As stated before 500 is also
a benchmark where a recompile will take place.
Lets take a look at what the difference is here. Recreate the tables by setting @rowcount variable
to 500. By this time you should be
convinced that the precompiled plan for both SP's will stay the same, so lets
only focus on the output. This time the
temptable SP is no longer using a nested loop, but rather a merge join. The comparitable difference is 1002 Reads for
the tablevariable and 6 for the temptable.

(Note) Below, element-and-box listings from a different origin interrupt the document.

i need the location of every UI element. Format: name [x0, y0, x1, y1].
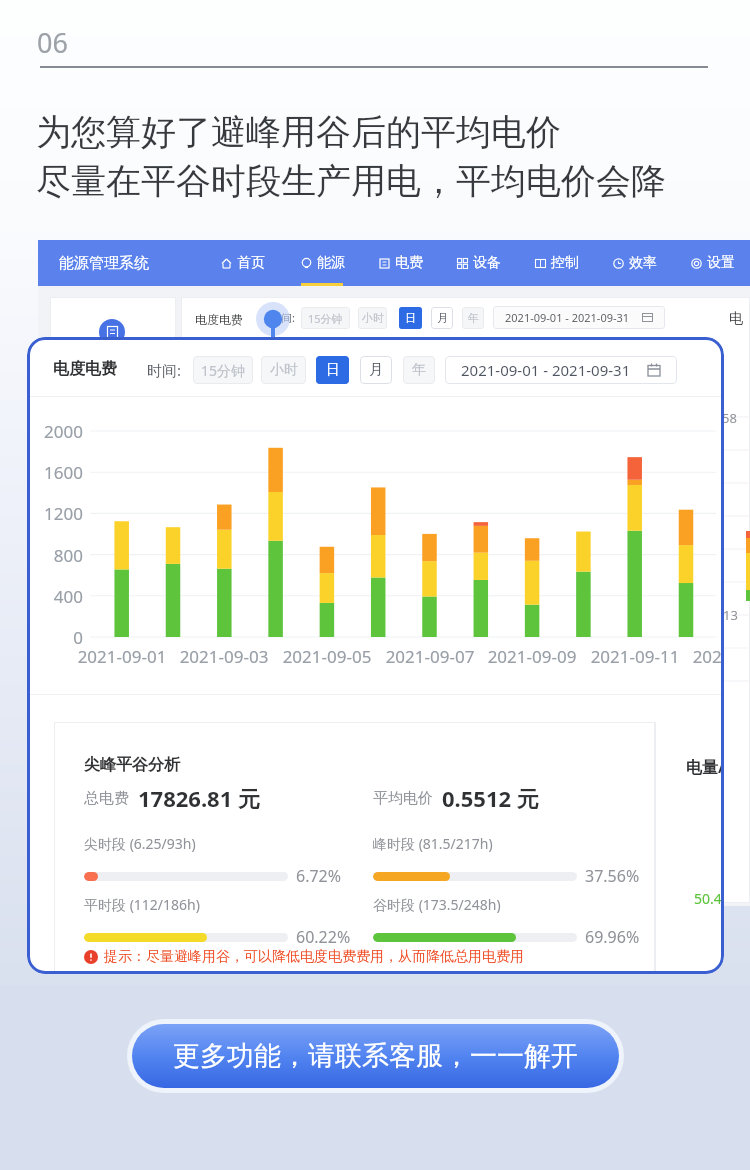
button[interactable]: 2021-09-01 - 2021-09-31: [445, 356, 677, 384]
staticText: 能源: [317, 254, 345, 272]
staticText: 06: [37, 24, 68, 61]
button[interactable]: 月: [360, 356, 392, 384]
staticText: 电量/: [686, 756, 724, 778]
button[interactable]: 年: [462, 307, 484, 329]
staticText: 2021-09-01 - 2021-09-31: [461, 360, 631, 380]
button[interactable]: 年: [403, 356, 435, 384]
staticText: 1600: [27, 461, 83, 484]
staticText: 日: [405, 311, 416, 325]
staticText: 37.56%: [585, 865, 640, 887]
staticText: 电费: [395, 254, 423, 272]
button[interactable]: 月: [431, 307, 453, 329]
staticText: 能源管理系统: [59, 254, 149, 273]
button[interactable]: 首页: [221, 240, 301, 286]
button[interactable]: 电费: [379, 240, 457, 286]
staticText: 400: [27, 585, 83, 608]
staticText: 电度电费: [195, 312, 243, 327]
staticText: 电: [729, 310, 743, 328]
staticText: 13: [723, 606, 738, 624]
button[interactable]: 能源: [301, 240, 379, 286]
staticText: 提示：尽量避峰用谷，可以降低电度电费费用，从而降低总用电费用: [104, 948, 524, 966]
button[interactable]: 小时: [261, 356, 306, 384]
staticText: 设备: [473, 254, 501, 272]
staticText: 效率: [629, 254, 657, 272]
staticText: 间:: [281, 310, 295, 325]
staticText: 2021-09-13: [682, 645, 724, 668]
staticText: 设置: [707, 254, 735, 272]
staticText: 峰时段 (81.5/217h): [373, 834, 493, 853]
staticText: 2021-09-01 - 2021-09-31: [505, 310, 630, 325]
staticText: 15分钟: [201, 361, 246, 380]
staticText: 小时: [362, 311, 384, 325]
button[interactable]: 日: [316, 356, 349, 384]
staticText: 0.5512 元: [442, 783, 539, 813]
button[interactable]: 日: [399, 307, 422, 329]
staticText: 2021-09-01: [67, 645, 177, 668]
staticText: 谷时段 (173.5/248h): [373, 895, 501, 914]
staticText: 月: [437, 311, 448, 325]
staticText: 年: [412, 361, 426, 379]
staticText: 日: [326, 361, 340, 379]
staticText: 2021-09-03: [169, 645, 279, 668]
button[interactable]: 更多功能，请联系客服，一一解开: [132, 1024, 619, 1088]
staticText: 小时: [270, 361, 298, 379]
staticText: 2021-09-09: [477, 645, 587, 668]
staticText: 总电费: [84, 789, 129, 808]
staticText: 平均电价: [373, 789, 433, 808]
button[interactable]: 设置: [691, 240, 750, 286]
staticText: 更多功能，请联系客服，一一解开: [173, 1039, 578, 1073]
staticText: 2000: [27, 420, 83, 443]
button[interactable]: 效率: [613, 240, 691, 286]
staticText: 时间:: [147, 360, 182, 380]
button[interactable]: 控制: [535, 240, 613, 286]
staticText: 尖时段 (6.25/93h): [84, 834, 196, 853]
staticText: 首页: [237, 254, 265, 272]
staticText: 为您算好了避峰用谷后的平均电价: [36, 110, 561, 154]
staticText: 1200: [27, 502, 83, 525]
staticText: 2021-09-11: [580, 645, 690, 668]
staticText: 69.96%: [585, 926, 640, 948]
staticText: 60.22%: [296, 926, 351, 948]
button[interactable]: 设备: [457, 240, 535, 286]
staticText: 电度电费: [53, 359, 117, 379]
button[interactable]: 15分钟: [193, 356, 253, 384]
button[interactable]: 15分钟: [301, 307, 350, 329]
other: Calendar: [647, 363, 661, 377]
staticText: 月: [369, 361, 383, 379]
staticText: 58: [722, 409, 737, 427]
button[interactable]: 小时: [358, 307, 387, 329]
staticText: 17826.81 元: [138, 783, 260, 813]
staticText: 控制: [551, 254, 579, 272]
staticText: 尽量在平谷时段生产用电，平均电价会降: [36, 159, 666, 203]
staticText: 50.48: [694, 889, 724, 908]
staticText: 2021-09-05: [272, 645, 382, 668]
staticText: 6.72%: [296, 865, 342, 887]
staticText: 年: [468, 311, 479, 325]
staticText: 平时段 (112/186h): [84, 895, 200, 914]
staticText: 尖峰平谷分析: [84, 755, 180, 775]
staticText: 800: [27, 544, 83, 567]
staticText: 0: [27, 626, 83, 649]
staticText: 2021-09-07: [375, 645, 485, 668]
staticText: 15分钟: [308, 311, 343, 326]
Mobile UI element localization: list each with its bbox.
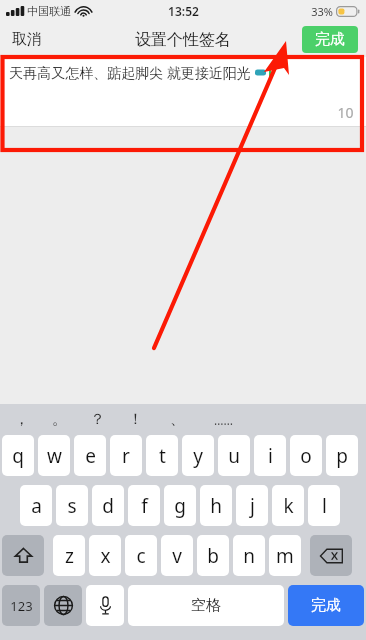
button[interactable]: 。 xyxy=(40,404,78,435)
button[interactable]: x xyxy=(89,535,121,576)
button[interactable]: k xyxy=(272,485,304,526)
button[interactable]: 完成 xyxy=(302,26,358,53)
button[interactable]: z xyxy=(53,535,85,576)
button[interactable]: ， xyxy=(2,404,40,435)
staticText: v xyxy=(172,543,182,569)
staticText: p xyxy=(336,443,348,469)
button[interactable]: h xyxy=(200,485,232,526)
button[interactable]: 取消 xyxy=(0,24,54,55)
button[interactable]: u xyxy=(218,435,250,476)
staticText: q xyxy=(12,443,24,469)
button[interactable]: b xyxy=(197,535,229,576)
staticText: h xyxy=(210,493,222,519)
button[interactable]: ？ xyxy=(78,404,116,435)
staticText: n xyxy=(243,543,255,569)
button[interactable]: …… xyxy=(200,404,246,435)
button[interactable]: d xyxy=(92,485,124,526)
button[interactable]: s xyxy=(56,485,88,526)
staticText: b xyxy=(207,543,219,569)
staticText: i xyxy=(268,443,273,469)
staticText: f xyxy=(141,493,148,519)
button[interactable]: p xyxy=(326,435,358,476)
staticText: ！ xyxy=(128,410,143,429)
staticText: 设置个性签名 xyxy=(135,30,231,50)
button[interactable]: v xyxy=(161,535,193,576)
staticText: …… xyxy=(214,412,233,428)
staticText: s xyxy=(67,493,77,519)
staticText: t xyxy=(159,443,166,469)
staticText: 取消 xyxy=(12,30,42,49)
staticText: 、 xyxy=(170,410,185,429)
staticText: x xyxy=(100,543,111,569)
staticText: 33% xyxy=(311,4,333,19)
staticText: 中国联通 xyxy=(27,4,71,18)
staticText: 空格 xyxy=(191,596,221,615)
button[interactable]: n xyxy=(233,535,265,576)
button[interactable]: ！ xyxy=(116,404,154,435)
button[interactable]: e xyxy=(74,435,106,476)
button[interactable]: g xyxy=(164,485,196,526)
button[interactable]: r xyxy=(110,435,142,476)
button[interactable]: Delete xyxy=(310,535,352,576)
staticText: 。 xyxy=(52,410,67,429)
button[interactable]: y xyxy=(182,435,214,476)
staticText: 123 xyxy=(10,597,33,615)
button[interactable]: a xyxy=(20,485,52,526)
staticText: r xyxy=(122,443,130,469)
staticText: g xyxy=(174,493,186,519)
staticText: j xyxy=(250,493,255,519)
button[interactable]: 天再高又怎样、踮起脚尖 就更接近阳光 xyxy=(0,57,366,126)
staticText: ？ xyxy=(90,410,105,429)
staticText: d xyxy=(102,493,114,519)
button[interactable]: w xyxy=(38,435,70,476)
button[interactable]: 123 xyxy=(2,585,40,626)
button[interactable]: f xyxy=(128,485,160,526)
staticText: z xyxy=(65,543,74,569)
staticText: u xyxy=(228,443,240,469)
button[interactable]: t xyxy=(146,435,178,476)
staticText: o xyxy=(300,443,312,469)
button[interactable]: m xyxy=(269,535,301,576)
staticText: 完成 xyxy=(311,596,341,615)
button[interactable]: l xyxy=(308,485,340,526)
staticText: a xyxy=(31,493,42,519)
staticText: 天再高又怎样、踮起脚尖 就更接近阳光 xyxy=(9,63,251,82)
button[interactable]: 、 xyxy=(154,404,200,435)
staticText: 13:52 xyxy=(168,3,199,19)
staticText: y xyxy=(193,443,203,469)
staticText: m xyxy=(276,543,294,569)
staticText: l xyxy=(322,493,327,519)
button[interactable]: c xyxy=(125,535,157,576)
staticText: 10 xyxy=(337,103,354,122)
button[interactable]: o xyxy=(290,435,322,476)
button[interactable]: 空格 xyxy=(128,585,284,626)
button[interactable]: Switch keyboard xyxy=(44,585,82,626)
staticText: w xyxy=(47,443,62,469)
button[interactable]: Shift xyxy=(2,535,44,576)
button[interactable]: q xyxy=(2,435,34,476)
staticText: 完成 xyxy=(315,30,345,49)
button[interactable]: j xyxy=(236,485,268,526)
staticText: c xyxy=(136,543,146,569)
staticText: e xyxy=(85,443,96,469)
button[interactable]: i xyxy=(254,435,286,476)
button[interactable]: 完成 xyxy=(288,585,364,626)
staticText: ， xyxy=(14,410,29,429)
button[interactable]: Voice input xyxy=(86,585,124,626)
staticText: k xyxy=(283,493,294,519)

I played this out a little further to get some more numbers. Notice the expotential growth difference
below. As you can see the larger the
changes to temp storage the more disparity occurs, which equals resources for
the server, and user time waiting.
|
Insert
Rows
|
Temp
Reads
|
Variable
Reads
|
|
5
|
6
|
6
|
|
6
|
6
|
12
|
|
500
|
6
|
1002
|
|
1000
|
7
|
2003
|
|
10000
|
43
|
20029
|
Before you go out and change all your variable tables into
temp tables, there are a few things to consider. As mentioned above temp tables are real
tables and have the associated overhead with them. There's the metadata creation and
maintenance. There's heavier locking,
and transactions are logged. Of course
the biggest overhead comes in the form of recompilations. The reason execution plans are cached is
because they're costly to recreate. The
gains made in IO's can easily be swallowed up by the cost of the recompilation.